Belgique

Pourquoi les villes transforment leurs entrées en réduisant la place de la voiture

À Liège comme dans beaucoup d’autres endroits en Belgique, les entrées des villes se transforment. Le cas le plus emblématique est celui de Bruxelles. Il y a quelques années, le viaduc Reyers, où passait l’E40, fut détruit au profit d’un nouvel axe. Bientôt, ce sera au tour de l’entrée nord et de son autoroute A12 de laisser la place à la verdure et à la mobilité douce. Le viaduc Herrmann-Debroux y passera aussi dans les prochaines années. Mais le mouvement s’observe aussi à Charleroi, Huy, Ciney, Bastogne, Tubize… Pourquoi donc les villes transforment leurs entrées et, surtout, pourquoi maintenant ?

Pourquoi le viaduc Herrmann-Debroux ne sera pas démoli en 2027 comme prévu

La fin d’une époque

Coup d’œil dans le rétro. “Dans les années 60, la plupart des villes ont décidé de construire des voies dites pénétrantes. Elles devaient amener les automobilistes jusqu’au milieu des centres-villes. L’idée était de dédoubler les routes existantes afin de faire entrer les voitures le plus loin possible”, expose Yves Hanin, sociologue et urbaniste, directeur du Creat (Centre de recherches et d’études pour l’action territoriale). L’époque était au tout à la voiture.

Mais rapidement, ces axes vont se transformer en couloirs presque infranchissables qui empêchent la circulation entre les quartiers, allant à l’encontre de leur fonction première. “Au XIXe siècle, les boulevards servaient à relier les nouveaux quartiers au centre, ou les nouveaux quartiers entre eux. C’est leur rôle structurant qui, avec l’essor de la voiture, a parfois été oublié”, pointe le sociologue urbaniste.

Ces artères jouent aussi un rôle dans le développement du commerce. Et là aussi, la voiture a changé la donne. “Le boulevard a aussi une fonction de desserte où il doit donner accès à toute une série de bâtiments ou d’éléments à chacun de ses bouts. Or, on a souvent vu que la transformation en couloir à voitures favorisait la multiplication des commerces qui s’étirent tout le long”.

Vecteur de dynamisme

Au sud du pays, Marche-en-Famenne fut l’une des premières villes à lancer le chantier au tournant des années 2010. Jusqu’alors, l’axe d’entrée dans la ville était composé d’une route à quatre bandes et de trois feux de signalisation. Les soucis de circulation y étaient quotidiens et il n’y avait aucune place pour la mobilité douce. La commune a alors décidé de transformer la voirie. Exit les quatre bandes ; il n’y en a désormais que deux et, au milieu, une vaste bande cyclo piétonne parsemée d’arbres. “Avec la mise en place de ce boulevard, la volonté était de réconcilier les quartiers et d’améliorer la mobilité”, explique Nicolas Grégoire (Les Engagés), échevin de la Mobilité. “Nous avons assisté à une requalification urbanistique des zones qui entourent le boulevard. C’est donc un vecteur de renouveau et de dynamisme”, souligne l’élu.

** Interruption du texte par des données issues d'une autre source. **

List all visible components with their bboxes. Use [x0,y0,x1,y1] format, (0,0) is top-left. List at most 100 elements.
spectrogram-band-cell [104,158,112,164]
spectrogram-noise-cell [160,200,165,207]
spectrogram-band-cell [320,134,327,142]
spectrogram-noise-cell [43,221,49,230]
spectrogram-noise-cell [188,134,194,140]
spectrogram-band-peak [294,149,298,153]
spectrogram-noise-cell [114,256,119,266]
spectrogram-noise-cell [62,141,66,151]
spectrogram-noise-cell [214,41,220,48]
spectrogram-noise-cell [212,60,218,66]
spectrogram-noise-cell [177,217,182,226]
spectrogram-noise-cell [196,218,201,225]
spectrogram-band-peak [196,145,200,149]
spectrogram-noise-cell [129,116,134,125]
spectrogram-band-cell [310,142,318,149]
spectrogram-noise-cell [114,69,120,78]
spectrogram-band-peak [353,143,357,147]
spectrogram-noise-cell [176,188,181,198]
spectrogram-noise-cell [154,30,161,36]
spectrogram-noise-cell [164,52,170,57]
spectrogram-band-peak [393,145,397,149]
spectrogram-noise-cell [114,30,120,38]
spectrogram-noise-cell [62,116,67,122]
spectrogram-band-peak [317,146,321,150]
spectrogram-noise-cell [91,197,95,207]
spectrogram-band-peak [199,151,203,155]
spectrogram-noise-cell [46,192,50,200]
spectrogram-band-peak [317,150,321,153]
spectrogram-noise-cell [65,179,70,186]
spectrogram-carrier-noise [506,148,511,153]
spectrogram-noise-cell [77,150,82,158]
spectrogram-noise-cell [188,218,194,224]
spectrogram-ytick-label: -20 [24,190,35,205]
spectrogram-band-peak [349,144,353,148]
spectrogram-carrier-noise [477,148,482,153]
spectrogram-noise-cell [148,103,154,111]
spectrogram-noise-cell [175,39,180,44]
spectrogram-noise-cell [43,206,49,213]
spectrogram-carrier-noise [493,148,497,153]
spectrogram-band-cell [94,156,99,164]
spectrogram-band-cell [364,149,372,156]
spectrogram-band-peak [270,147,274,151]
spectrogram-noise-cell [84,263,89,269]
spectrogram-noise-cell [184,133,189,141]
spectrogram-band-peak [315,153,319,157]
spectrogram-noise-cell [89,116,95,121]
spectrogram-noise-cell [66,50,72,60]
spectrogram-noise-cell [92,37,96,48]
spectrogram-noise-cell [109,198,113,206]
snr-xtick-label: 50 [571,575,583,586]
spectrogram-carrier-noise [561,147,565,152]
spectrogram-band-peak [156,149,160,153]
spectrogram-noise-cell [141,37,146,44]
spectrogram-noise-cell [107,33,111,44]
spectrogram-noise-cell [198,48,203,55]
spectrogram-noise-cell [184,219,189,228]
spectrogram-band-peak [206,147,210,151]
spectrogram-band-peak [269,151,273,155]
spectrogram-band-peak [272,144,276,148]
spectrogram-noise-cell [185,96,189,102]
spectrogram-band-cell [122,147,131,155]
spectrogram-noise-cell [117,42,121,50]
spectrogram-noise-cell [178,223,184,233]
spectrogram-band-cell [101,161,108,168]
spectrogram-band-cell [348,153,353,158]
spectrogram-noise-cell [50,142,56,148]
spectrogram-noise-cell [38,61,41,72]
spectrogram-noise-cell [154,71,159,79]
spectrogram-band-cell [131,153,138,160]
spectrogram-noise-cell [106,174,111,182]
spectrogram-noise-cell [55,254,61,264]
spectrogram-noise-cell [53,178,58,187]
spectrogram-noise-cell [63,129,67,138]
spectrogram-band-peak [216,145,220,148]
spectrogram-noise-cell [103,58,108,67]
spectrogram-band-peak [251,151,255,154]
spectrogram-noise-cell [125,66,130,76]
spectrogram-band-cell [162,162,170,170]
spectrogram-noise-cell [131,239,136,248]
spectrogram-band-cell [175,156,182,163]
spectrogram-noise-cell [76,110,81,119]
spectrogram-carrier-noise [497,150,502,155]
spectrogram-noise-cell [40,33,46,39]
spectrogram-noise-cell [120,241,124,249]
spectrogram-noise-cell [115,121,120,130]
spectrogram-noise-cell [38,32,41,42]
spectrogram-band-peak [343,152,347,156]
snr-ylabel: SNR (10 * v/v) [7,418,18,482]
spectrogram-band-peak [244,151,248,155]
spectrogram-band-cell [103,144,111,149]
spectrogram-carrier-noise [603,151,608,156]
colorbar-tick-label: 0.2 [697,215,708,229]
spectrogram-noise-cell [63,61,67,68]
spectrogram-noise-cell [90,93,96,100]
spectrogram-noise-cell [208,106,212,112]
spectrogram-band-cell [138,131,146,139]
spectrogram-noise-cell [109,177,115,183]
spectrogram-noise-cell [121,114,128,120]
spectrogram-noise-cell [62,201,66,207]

S’il tire un bilan positif, l’échevin observe que tous les problèmes de circulation ne sont pas résolus. “Il y a encore trop de trafic de transit qui y passe. Pourtant, nous avons mis en place un axe de désengorgement, mais il n’est pas encore assez utilisé.

Des îlots de fraîcheur

En réduisant le nombre de bandes de circulation dédiées au trafic automobile, les villes qui optent pour les boulevards urbains entendent réduire le flux des voitures qui entre dans le centre-ville, notamment en délestant le trafic de transit. “La généralisation des boulevards urbains accompagne une certaine idée de transformation de la ville vers un endroit plus agréable à vivre”, pointe Yves Hanin, qui voit là encore deux autres fonctions des boulevards. “Il y a une fonction de séjour, c’est-à-dire un endroit où il est agréable de se balader et de passer du temps. C’est ce qu’on retrouve dans l’aménagement du piétonnier à Bruxelles, mais aussi dans le cas de Marche-en-Famenne. Enfin, la dernière fonction concerne le changement climatique et la multiplication des canicules. Les boulevards doivent revenir des îlots de fraîcheur dans les villes avec de la verdure.